A review by amyvl93
My Name Is Why by Lemn Sissay

challenging informative sad medium-paced

4.0

 Important is a word that feels overused when it comes to non-fiction. However, when it comes to the poet Lemn Sissay's memoir My Name is Why it feels like the best one to use, especially for anyone who works in and around social care and government.

My Name is Why follows Sissay's childhood in care. He is born in 1967 to an Ethiopian unmarried mother, who was in England to study and was sent to a mother and baby home and practically forced to give up her child. He was given a new name and put into foster care with a white family he saw as his family, and is wrenched away from the only home he has known in his early teens into increased institutionalisation.

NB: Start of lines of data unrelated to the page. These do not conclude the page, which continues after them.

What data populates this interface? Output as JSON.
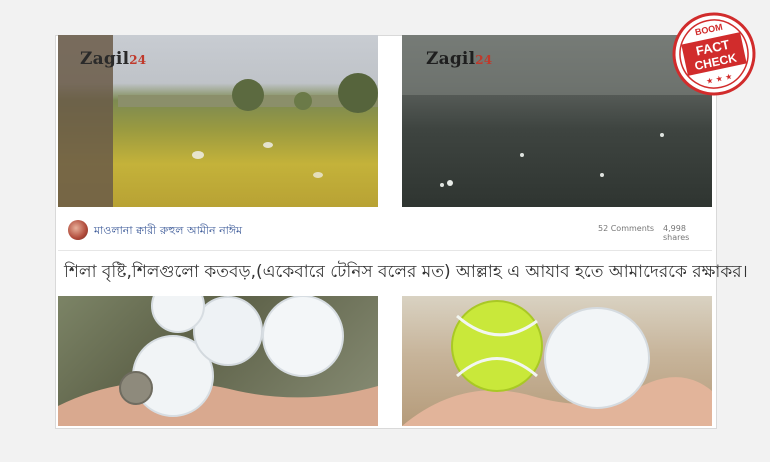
{
  "watermark": {
    "brand": "Zagil",
    "num": "24"
  },
  "post": {
    "author": "মাওলানা ক্বারী রুহুল আমীন নাঈম",
    "comments": "52 Comments",
    "shares": "4,998 shares",
    "caption": "শিলা বৃষ্টি,শিলগুলো কতবড়,(একেবারে টেনিস বলের মত) আল্লাহ এ আযাব হতে আমাদেরকে রক্ষাকর।"
  },
  "stamp": {
    "brand": "BOOM",
    "line1": "FACT",
    "line2": "CHECK",
    "color": "#d12c2c"
  }
}
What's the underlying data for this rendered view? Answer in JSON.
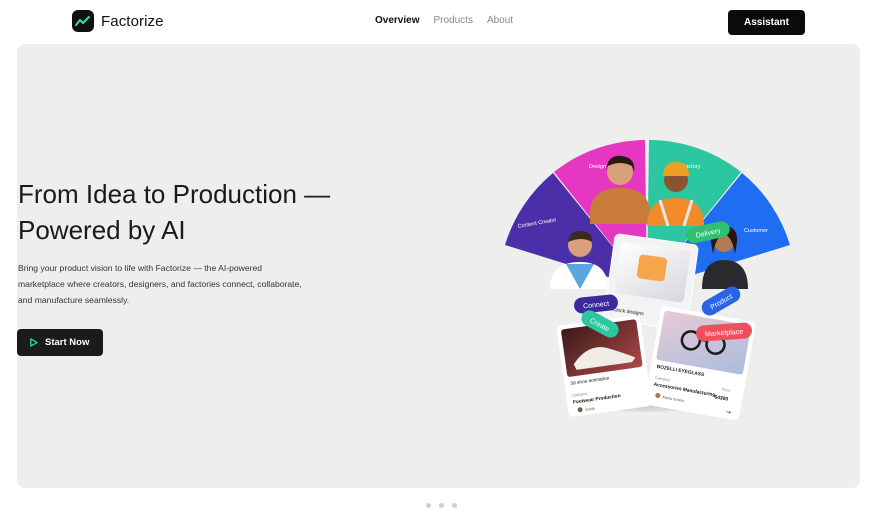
{
  "header": {
    "brand": "Factorize",
    "nav": [
      {
        "label": "Overview",
        "active": true
      },
      {
        "label": "Products",
        "active": false
      },
      {
        "label": "About",
        "active": false
      }
    ],
    "assistant_label": "Assistant"
  },
  "hero": {
    "headline_line1": "From Idea to Production —",
    "headline_line2": "Powered by AI",
    "subtext": "Bring your product vision to life with Factorize — the AI-powered marketplace where creators, designers, and factories connect, collaborate, and manufacture seamlessly.",
    "cta_label": "Start Now",
    "wheel_labels": {
      "content_creator": "Content Creator",
      "designer": "Designer",
      "factory": "Factory",
      "customer": "Customer"
    },
    "pills": {
      "delivery": "Delivery",
      "connect": "Connect",
      "create": "Create",
      "product": "Product",
      "marketplace": "Marketplace"
    },
    "cards": {
      "clock": "Clock designs",
      "shoe_title": "3d shoe animation",
      "shoe_category_label": "Category",
      "shoe_category": "Footwear Production",
      "shoe_by": "Smith",
      "glasses_title": "BOZELLI EYEGLASS",
      "glasses_category_label": "Category",
      "glasses_category": "Accessories Manufacturing",
      "glasses_by": "Maria Smiles",
      "glasses_price_label": "Price",
      "glasses_price": "$4300"
    }
  },
  "carousel": {
    "dot_count": 3
  },
  "colors": {
    "wheel_purple": "#4b2fa8",
    "wheel_pink": "#e637c2",
    "wheel_teal": "#2cc6a0",
    "wheel_blue": "#1f6df0",
    "pill_green": "#2fbf71",
    "pill_blue": "#2a64e6",
    "pill_red": "#ee4f5e",
    "pill_navy": "#3b2a9c"
  }
}
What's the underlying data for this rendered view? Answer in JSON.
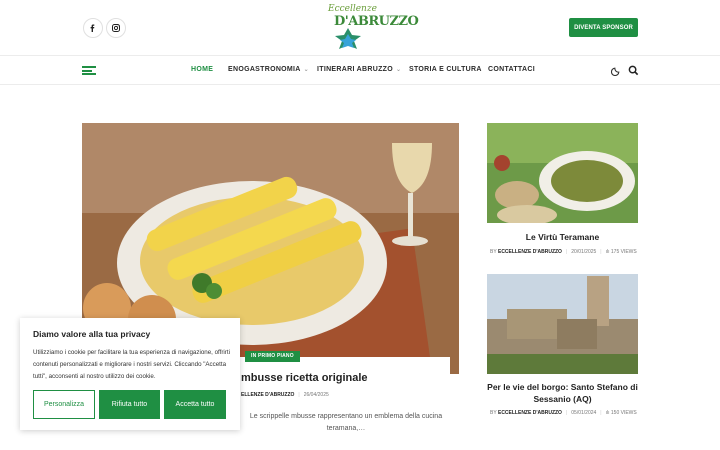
{
  "header": {
    "logo_script": "Eccellenze",
    "logo_main": "D'ABRUZZO",
    "sponsor_button": "DIVENTA SPONSOR"
  },
  "nav": {
    "items": [
      {
        "label": "HOME",
        "active": true
      },
      {
        "label": "ENOGASTRONOMIA",
        "has_dropdown": true
      },
      {
        "label": "ITINERARI ABRUZZO",
        "has_dropdown": true
      },
      {
        "label": "STORIA E CULTURA"
      },
      {
        "label": "CONTATTACI"
      }
    ]
  },
  "hero": {
    "category": "IN PRIMO PIANO",
    "title_visible": "mbusse ricetta originale",
    "author_visible": "ELLENZE D'ABRUZZO",
    "date": "26/04/2025",
    "excerpt": "Le scrippelle mbusse rappresentano un emblema della cucina teramana,…"
  },
  "side_posts": [
    {
      "title": "Le Virtù Teramane",
      "by": "BY",
      "author": "ECCELLENZE D'ABRUZZO",
      "date": "20/01/2025",
      "views": "175 VIEWS"
    },
    {
      "title": "Per le vie del borgo: Santo Stefano di Sessanio (AQ)",
      "by": "BY",
      "author": "ECCELLENZE D'ABRUZZO",
      "date": "05/01/2024",
      "views": "150 VIEWS"
    }
  ],
  "cookie": {
    "title": "Diamo valore alla tua privacy",
    "text": "Utilizziamo i cookie per facilitare la tua esperienza di navigazione, offrirti contenuti personalizzati e migliorare i nostri servizi. Cliccando \"Accetta tutti\", acconsenti al nostro utilizzo dei cookie.",
    "btn_customize": "Personalizza",
    "btn_reject": "Rifiuta tutto",
    "btn_accept": "Accetta tutto"
  },
  "colors": {
    "accent": "#1f8f43"
  }
}
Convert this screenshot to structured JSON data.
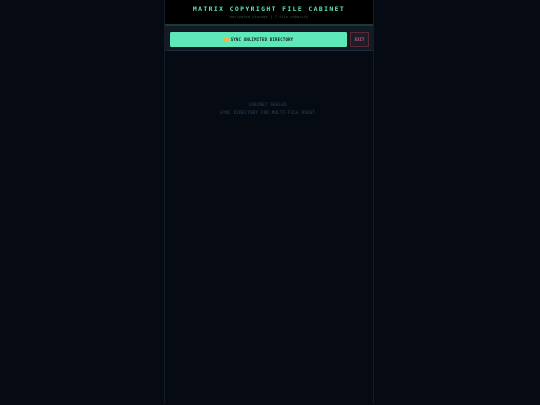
{
  "header": {
    "title": "MATRIX COPYRIGHT FILE CABINET",
    "subtitle": "encrypted storage | 7-file capacity"
  },
  "toolbar": {
    "sync_label": "SYNC UNLIMITED DIRECTORY",
    "sync_icon": "folder-icon",
    "exit_label": "EXIT"
  },
  "status": {
    "line1": "CABINET SEALED.",
    "line2": "SYNC DIRECTORY FOR MULTI-FILE ROOST."
  },
  "colors": {
    "accent": "#5ee8b9",
    "exit": "#d8557a",
    "background": "#060a13"
  }
}
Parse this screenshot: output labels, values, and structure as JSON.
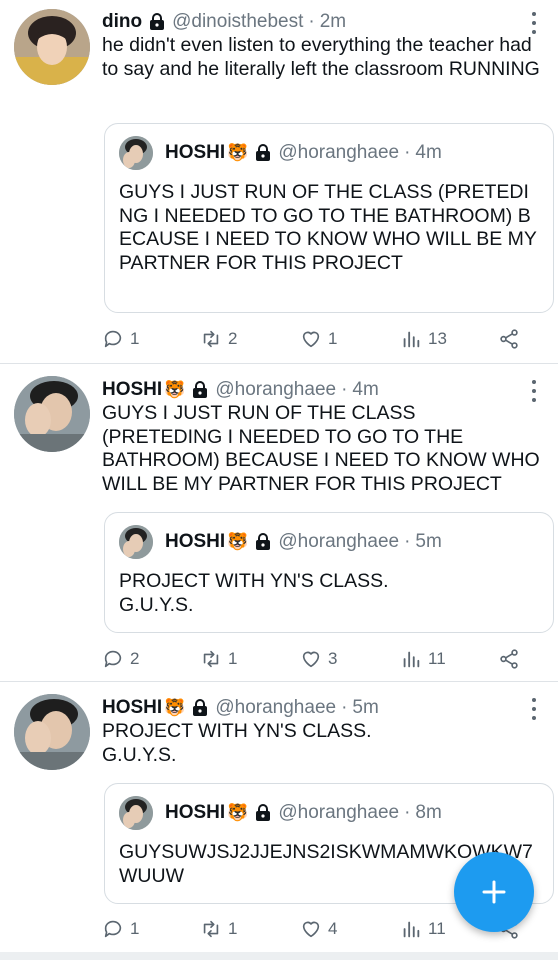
{
  "colors": {
    "accent": "#1d9bf0",
    "muted": "#6b7680",
    "border": "#d7dde2"
  },
  "tweets": [
    {
      "name": "dino",
      "emoji": "",
      "handle": "@dinoisthebest",
      "time": "2m",
      "separator": "·",
      "text": "he didn't even listen to everything the teacher had to say and he literally left the classroom RUNNING",
      "quote": {
        "name": "HOSHI",
        "emoji": "🐯",
        "handle": "@horanghaee",
        "time": "4m",
        "separator": "·",
        "text": "GUYS I JUST RUN OF THE CLASS (PRETEDING I NEEDED TO GO TO THE BATHROOM) BECAUSE I NEED TO KNOW WHO WILL BE MY PARTNER FOR THIS PROJECT"
      },
      "stats": {
        "replies": "1",
        "retweets": "2",
        "likes": "1",
        "views": "13"
      }
    },
    {
      "name": "HOSHI",
      "emoji": "🐯",
      "handle": "@horanghaee",
      "time": "4m",
      "separator": "·",
      "text": "GUYS I JUST RUN OF THE CLASS (PRETEDING I NEEDED TO GO TO THE BATHROOM) BECAUSE I NEED TO KNOW WHO WILL BE MY PARTNER FOR THIS PROJECT",
      "quote": {
        "name": "HOSHI",
        "emoji": "🐯",
        "handle": "@horanghaee",
        "time": "5m",
        "separator": "·",
        "text": "PROJECT WITH YN'S CLASS.\nG.U.Y.S."
      },
      "stats": {
        "replies": "2",
        "retweets": "1",
        "likes": "3",
        "views": "11"
      }
    },
    {
      "name": "HOSHI",
      "emoji": "🐯",
      "handle": "@horanghaee",
      "time": "5m",
      "separator": "·",
      "text": "PROJECT WITH YN'S CLASS.\nG.U.Y.S.",
      "quote": {
        "name": "HOSHI",
        "emoji": "🐯",
        "handle": "@horanghaee",
        "time": "8m",
        "separator": "·",
        "text": "GUYSUWJSJ2JJEJNS2ISKWMAMWKOWKW7WUUW"
      },
      "stats": {
        "replies": "1",
        "retweets": "1",
        "likes": "4",
        "views": "11"
      }
    }
  ],
  "icons": {
    "lock": "lock-icon",
    "more": "more-vertical-icon",
    "reply": "reply-icon",
    "retweet": "retweet-icon",
    "like": "heart-icon",
    "views": "views-icon",
    "share": "share-icon",
    "compose": "plus-icon"
  }
}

Sissay weaves his own memories alongside actual documents from the council (Wigan) that were his 'corporate parents'. This gives a stark insight into how social workers and more senior officers in the council discussed Lemn as a child; including ruminating on how his 'colour' means people treat him with undue additional attention, and by extension that he somehow needs to feel less warmth. As new placements are sought, the difference in opinion between Lemn, his social worker and those with more power is painful to read - the moment an Educational Psychologists judgement is put aside is truly jawdropping, as is the reveal of his mother's contact to the local authority. It is painful to see Sissay continually defined by his worse moments, and not allowed to experience genuine teenagehood.

The book ends abruptly but with a sense of hope, and also urgency that children in the care of the state deserve just that, care.